Latest news from Edinburgh Council’s Planning Portal reveals another refusal for change of use from domestic dwelling to commercial short-term let (STL).
This one concerns a first-floor flat in Montgomery Street (Ref. 19/04099/FUL), and the accompanying report serves as a useful model for anyone seeking to object to similar applications in future.
In summary, the Committee Report concludes that ‘The proposal does not comply with policy Hou 7 and Env 6 of the Edinburgh Local Development Plan and the Council's Guidance for Businesses.
‘The proposed change of use would have an unacceptable impact on residential amenity and the established character of the area. There are no other material considerations to outweigh this conclusion.’
In detail, it finds:
- Because the flat has no direct access to the street, there would likely be direct (and unacceptable) contact between guests and permanent residents on the common stair.

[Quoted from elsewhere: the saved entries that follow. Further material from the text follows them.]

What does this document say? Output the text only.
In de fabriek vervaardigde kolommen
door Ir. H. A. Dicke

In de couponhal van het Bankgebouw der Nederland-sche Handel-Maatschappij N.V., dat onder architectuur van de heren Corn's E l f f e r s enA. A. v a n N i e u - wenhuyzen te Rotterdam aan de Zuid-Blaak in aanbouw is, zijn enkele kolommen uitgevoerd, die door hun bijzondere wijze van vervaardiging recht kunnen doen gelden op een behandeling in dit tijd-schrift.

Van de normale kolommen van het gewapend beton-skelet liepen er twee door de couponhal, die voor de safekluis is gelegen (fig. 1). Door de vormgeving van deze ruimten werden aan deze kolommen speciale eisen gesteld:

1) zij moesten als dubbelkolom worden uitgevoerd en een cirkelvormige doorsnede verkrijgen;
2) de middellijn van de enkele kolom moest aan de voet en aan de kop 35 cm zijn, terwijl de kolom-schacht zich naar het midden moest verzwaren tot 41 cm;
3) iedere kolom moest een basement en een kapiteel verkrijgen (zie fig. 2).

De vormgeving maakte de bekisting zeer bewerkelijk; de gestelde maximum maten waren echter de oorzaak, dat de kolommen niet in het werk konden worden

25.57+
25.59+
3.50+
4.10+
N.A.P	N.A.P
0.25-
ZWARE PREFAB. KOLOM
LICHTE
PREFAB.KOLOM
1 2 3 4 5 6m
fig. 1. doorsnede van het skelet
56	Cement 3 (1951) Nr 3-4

- On the balance of probability, there could be the potential for disturbance to the established residential character of the neighbourhood and of the New Town Conservation Area.

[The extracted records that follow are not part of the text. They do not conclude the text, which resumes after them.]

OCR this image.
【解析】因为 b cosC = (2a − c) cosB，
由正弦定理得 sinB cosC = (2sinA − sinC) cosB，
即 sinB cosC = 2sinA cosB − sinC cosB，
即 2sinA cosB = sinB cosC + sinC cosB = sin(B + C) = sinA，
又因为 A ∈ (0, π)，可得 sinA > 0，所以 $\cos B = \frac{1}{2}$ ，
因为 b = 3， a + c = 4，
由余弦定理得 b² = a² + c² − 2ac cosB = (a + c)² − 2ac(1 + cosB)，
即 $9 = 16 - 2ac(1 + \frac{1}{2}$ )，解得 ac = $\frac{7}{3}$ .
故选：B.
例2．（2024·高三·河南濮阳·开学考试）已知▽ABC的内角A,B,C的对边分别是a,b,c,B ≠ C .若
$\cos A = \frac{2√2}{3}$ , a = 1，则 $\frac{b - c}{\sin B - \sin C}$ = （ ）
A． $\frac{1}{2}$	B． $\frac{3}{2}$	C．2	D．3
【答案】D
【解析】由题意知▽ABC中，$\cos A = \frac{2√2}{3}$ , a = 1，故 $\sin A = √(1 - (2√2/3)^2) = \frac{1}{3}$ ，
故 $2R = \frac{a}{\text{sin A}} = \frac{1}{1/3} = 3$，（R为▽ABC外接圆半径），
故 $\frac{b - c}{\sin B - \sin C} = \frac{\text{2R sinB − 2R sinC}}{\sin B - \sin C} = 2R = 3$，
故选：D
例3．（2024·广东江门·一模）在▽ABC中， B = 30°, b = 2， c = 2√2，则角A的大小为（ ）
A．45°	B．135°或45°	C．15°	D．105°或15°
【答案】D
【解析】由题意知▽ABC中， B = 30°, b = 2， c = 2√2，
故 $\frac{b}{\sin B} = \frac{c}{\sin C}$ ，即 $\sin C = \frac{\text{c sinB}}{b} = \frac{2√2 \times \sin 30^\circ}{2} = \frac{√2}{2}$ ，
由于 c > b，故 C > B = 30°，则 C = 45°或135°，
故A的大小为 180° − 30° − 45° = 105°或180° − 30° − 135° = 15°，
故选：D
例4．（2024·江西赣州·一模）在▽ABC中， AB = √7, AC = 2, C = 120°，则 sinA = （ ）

- There would likely be a detrimental impact on residential amenity.
Spurtle welcomes the decision, and hopes similar common-sensical responses will be made to many of the 130+ outstanding enforcement cases relating to STL uses across the city.

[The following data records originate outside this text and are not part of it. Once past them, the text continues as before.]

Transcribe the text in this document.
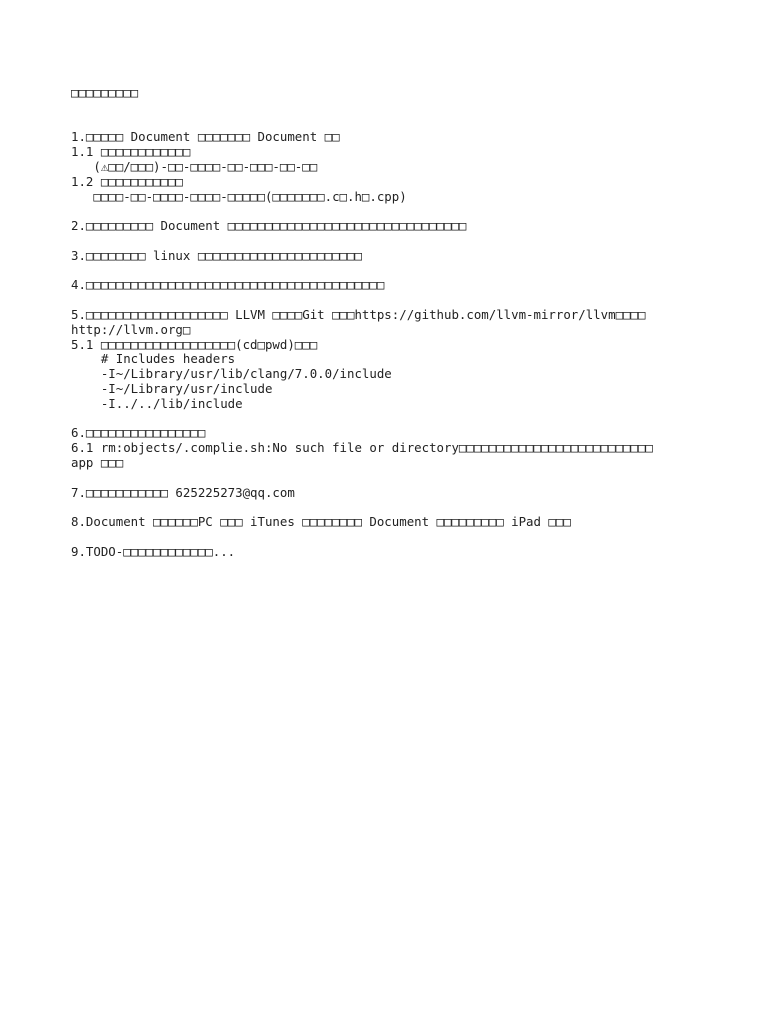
□□□□□□□□□
1.□□□□□ Document □□□□□□□ Document □□
1.1 □□□□□□□□□□□□
(⚠□□/□□□)-□□-□□□□-□□-□□□-□□-□□
1.2 □□□□□□□□□□□
□□□□-□□-□□□□-□□□□-□□□□□(□□□□□□□.c□.h□.cpp)
2.□□□□□□□□□ Document □□□□□□□□□□□□□□□□□□□□□□□□□□□□□□□□
3.□□□□□□□□ linux □□□□□□□□□□□□□□□□□□□□□□
4.□□□□□□□□□□□□□□□□□□□□□□□□□□□□□□□□□□□□□□□□
5.□□□□□□□□□□□□□□□□□□□ LLVM □□□□Git □□□https://github.com/llvm-mirror/llvm□□□□
http://llvm.org□
5.1 □□□□□□□□□□□□□□□□□□(cd□pwd)□□□
# Includes headers
-I~/Library/usr/lib/clang/7.0.0/include
-I~/Library/usr/include
-I../../lib/include
6.□□□□□□□□□□□□□□□□
6.1 rm:objects/.complie.sh:No such file or directory□□□□□□□□□□□□□□□□□□□□□□□□□□
app □□□
7.□□□□□□□□□□□ 625225273@qq.com
8.Document □□□□□□PC □□□ iTunes □□□□□□□□ Document □□□□□□□□□ iPad □□□
9.TODO-□□□□□□□□□□□□...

In due course, a recent Scottish Government decision should open the way to a far more effective system of licensing for STLs (see Issue 292, out soon).
In the meantime, though, a likely consequence of the Council’s consistent refusals of planning consent will be that even fewer potential STL landlords seek permission before starting to operate such businesses under the radar.
It is obvious, therefore, that a licensing system with legal teeth and sufficient staff resources to operate it cannot come soon enough for Broughton and other parts of the city centre.